As We Have Always Done by author, Leanne Betasamosake Simpson and this Pacific Standard article featuring her led me to this question: scientific empiricism is associated with combatting climate change, but should it be? Seems like a lot of other knowledge systems have safeguards that would have stopped us earlier. “Indigenous peoples have witnessed continual ecosystem and species collapse since the early days of colonial occupation,” says Leanne Betasamosake Simpson, an activist/scholar from the Nishnaabeg nation and author most recently of the book As We Have Always Done: Indigenous Freedom Through Radical Resistance. “We should be thinking of climate change as part of a much longer series of ecological catastrophes caused by colonialism and accumulation-based society.”
The vertical farming bubble is finally popping: Great article on one of the more hubristic tech models of the era.
Indigenous and Black Communities Find Common Cause for Land Justice: shares that “historically, Indigenous and Black folks have been turned against each other by colonizers and enslavers”. Read and listen to stories of how communities are now banning together to learn from one another and find solidarity in efforts to reclaim stolen lands.
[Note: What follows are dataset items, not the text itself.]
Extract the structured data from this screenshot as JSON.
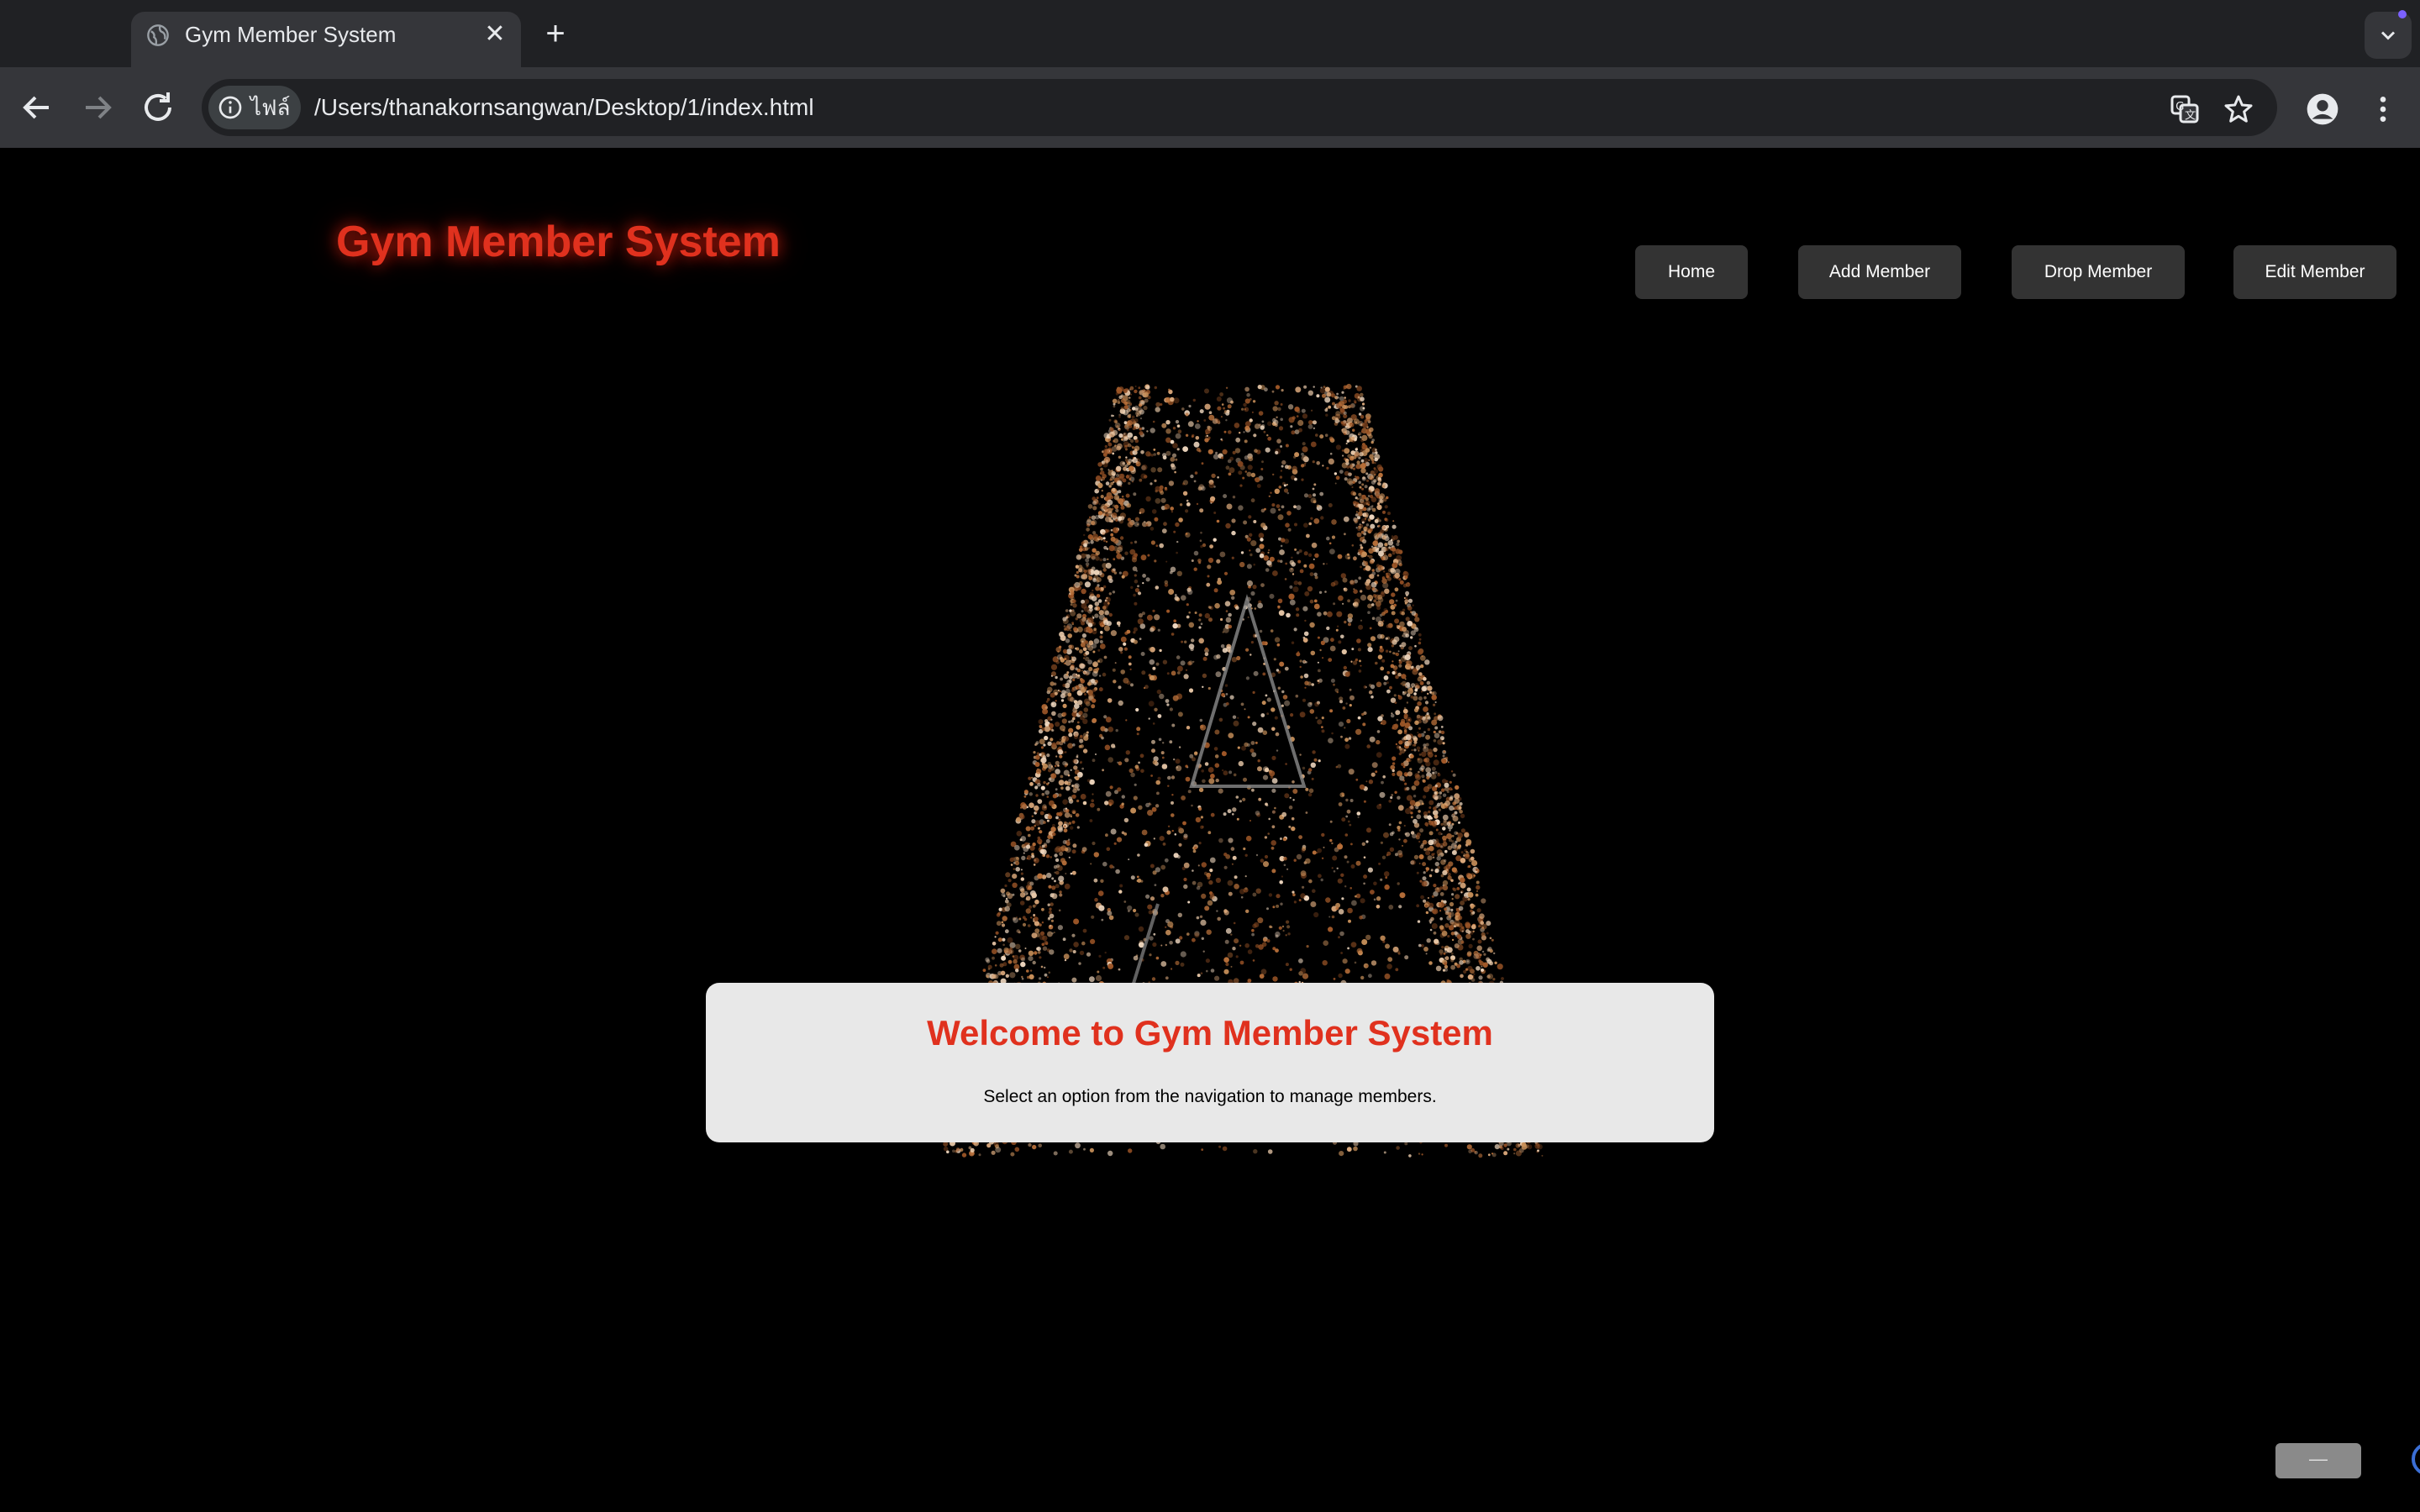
{
  "browser": {
    "tab_title": "Gym Member System",
    "new_tab_symbol": "+",
    "close_symbol": "✕",
    "site_chip_label": "ไฟล์",
    "url": "/Users/thanakornsangwan/Desktop/1/index.html",
    "icons": [
      "globe-icon",
      "back-icon",
      "forward-icon",
      "reload-icon",
      "info-icon",
      "translate-icon",
      "star-icon",
      "profile-icon",
      "menu-icon",
      "tab-search-icon"
    ]
  },
  "page": {
    "site_title": "Gym Member System",
    "nav": {
      "home": "Home",
      "add": "Add Member",
      "drop": "Drop Member",
      "edit": "Edit Member"
    },
    "welcome": {
      "title": "Welcome to Gym Member System",
      "subtitle": "Select an option from the navigation to manage members."
    },
    "floating_pill": "—"
  },
  "colors": {
    "accent": "#e0311e",
    "background": "#000000",
    "nav_button": "#333333",
    "card": "#e8e8e8",
    "particle": "#c8905a"
  }
}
Black Food: Liberation, Food Justice and Stewardship with Karen Washington and Bryant Terry discussing how Black Food culture is weaving the threads of a rich African agricultural heritage with the liberation of economics from an extractive corporate food oligarchy. The results can be health, conviviality, community wealth, and the power of self-determination.
The podcast Food and Capitalism includes a panel discussion featuring Jessica Gordon Nembhard, Raj Patel, Rafaela Rodriguez, & Kesi Foster. Together, they discuss how what we eat connects to labor rights, health, culture, and more.